SPRINGFIELD, Mo. – All season long, like an annoying fly that wouldn’t go away, thoughts lingered in the mind of Blue Springs South softball coach Kristi Williams and the some of her players.

Those thoughts stemmed from one game. It was Oct. 22, 2016. In its first Class 4 state championship game appearance, Blue Springs South had just suffered a heartbreaking 4-3 loss to Troy Buchanan in the Class 4 state championship game.

Jump ahead a year later, and the Jaguars were back in the state championship game. It was a goal to make it back all year. This time, they wanted a different result. One in which the team could hold up the first-place plaque.

It was not to be.

South experienced deja vu against the Marquette Mustangs Saturday at the Killian Softball Complex. The Jaguars managed just one hit against Marquette ace Annah Junge and they were hit in the gut again in a 2-0 loss.

The players were in disbelief, some with tears flowing down their faces. Before addressing the media, Williams needed a moment. She walked toward the light pole on the northwest side of the stadium. She leaned her head against it, grabbing the sides and blankly stared at the ground for a few seconds.

“It was our goal all year to get back to the game and win it,” an emotional Williams said. “And we weren’t able to do that and it made it hurt that much more.

“I told the girls, ‘It’s not not about trophies.’ I know it sucks. But they learned a lot about themselves and learned a lot about each other. They learned how to battle. They learned how to be better people. Some day they will realize that. Today is probably not that day. It will probably be awhile before that happens, but that’s what we talked about.

“I know the girls will talk about how we need to finish and get back here next year. Hopefully we can make another run.”

Opportunities to score were few and far between to score for South. With strong winds blowing north and toward home plate, it neutralized the Jaguars’ power hitting, which had been a key factor in their postseason run.

“We hit her hard,” Williams said of Junge. “The wind hurt us today. We knew we needed to keep the ball low and she did a good job to get us to hit it in the air. We tend to hit a lot of fly balls anyway. They knew that. She pitched us well enough where we hit it off the handle or hit it off the end. And even when we hit it hard, we couldn’t get it to drop.”

Junge, who had a 1.15 ERA, utilized her riseball to get the Jaguars to hit it in the air, so the wind would knock it down. She got six fly-outs, including two hard hit balls from South catcher Haley Woolf and shortstop Addy Lightner in the second inning.

“We had multiple hits where it looked like they were going to the fence, but the wind just came and knocked it down,” Woolf said. “We did the best we could. (Junge) had a good rise ball. You are usually going to hit that in the air unless you get on top of it.”

Marquette manufactured a run in the first when Lillian Knesel led of the first with a single, moved to second on a sacrifice bunt from Alyssa Werner and scored on Tabitha Cacheris’ two-out RBI single through the right side.

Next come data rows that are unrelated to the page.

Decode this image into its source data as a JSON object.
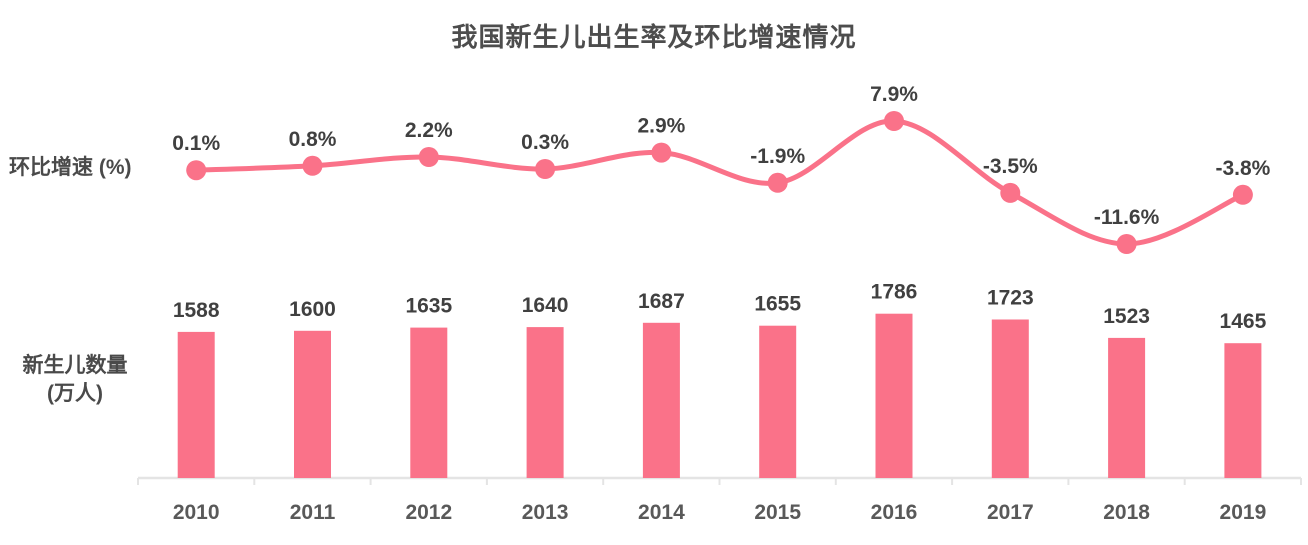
{
  "title": "我国新生儿出生率及环比增速情况",
  "axis_labels": {
    "line_series": "环比增速 (%)",
    "bar_series_line1": "新生儿数量",
    "bar_series_line2": "(万人)"
  },
  "colors": {
    "series_pink": "#fa7289",
    "axis_line": "#e4e4e4",
    "data_label": "#404040",
    "axis_tick_label": "#595959",
    "title_text": "#4d4d4d"
  },
  "chart_data": {
    "type": "combo",
    "title": "我国新生儿出生率及环比增速情况",
    "categories": [
      "2010",
      "2011",
      "2012",
      "2013",
      "2014",
      "2015",
      "2016",
      "2017",
      "2018",
      "2019"
    ],
    "series": [
      {
        "name": "环比增速 (%)",
        "type": "line",
        "unit": "%",
        "smooth": true,
        "values": [
          0.1,
          0.8,
          2.2,
          0.3,
          2.9,
          -1.9,
          7.9,
          -3.5,
          -11.6,
          -3.8
        ],
        "point_labels": [
          "0.1%",
          "0.8%",
          "2.2%",
          "0.3%",
          "2.9%",
          "-1.9%",
          "7.9%",
          "-3.5%",
          "-11.6%",
          "-3.8%"
        ]
      },
      {
        "name": "新生儿数量 (万人)",
        "type": "bar",
        "unit": "万人",
        "values": [
          1588,
          1600,
          1635,
          1640,
          1687,
          1655,
          1786,
          1723,
          1523,
          1465
        ],
        "point_labels": [
          "1588",
          "1600",
          "1635",
          "1640",
          "1687",
          "1655",
          "1786",
          "1723",
          "1523",
          "1465"
        ]
      }
    ],
    "xlabel": "",
    "ylabel": "",
    "legend_position": "none",
    "grid": false,
    "data_labels": true,
    "line_value_range_implied": [
      -11.6,
      7.9
    ],
    "bar_baseline": 0
  }
}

South tried to answer in the third when Savannah Everhart reached on an error and Raegan Hecker reached on a bunt single. However, Junge got Madison Crosslin to hit into a fielder’s choice and Aubrie Munoz to ground out to end the threat. After that, South only had two base runners the rest of the game.

Marquette scored its other run in the fifth when Junge and McKenzie Gareau had back-to-back one-out singles. Junge scored on an infield error by South. The Mustangs had the bases loaded following another single from Knesel, but Jaguars starting pitcher Easton Seib, who gave up just one earned run on five hits and fanned two, was able to wiggle out of the jam by inducing a fielder’s choice out at home and a groundout.

“She was amazing,” Williams said of Seib. “She got us outs when we needed them and got out of the big jam in the fifth.”

Added Seib: “I just had to keep pushing and I knew the team had my back.”

Seib will have one more crack at getting a championship next year, but she and the rest of the rest of the Jaguars will have to do it without eight seniors.

“I am proud that we came this far,” Seib said. “Coming back two years in a row is a blessing and is kind of crazy and unheard of. (The loss) will be in our minds next year just like it was this year and we’ll use that as motivation.”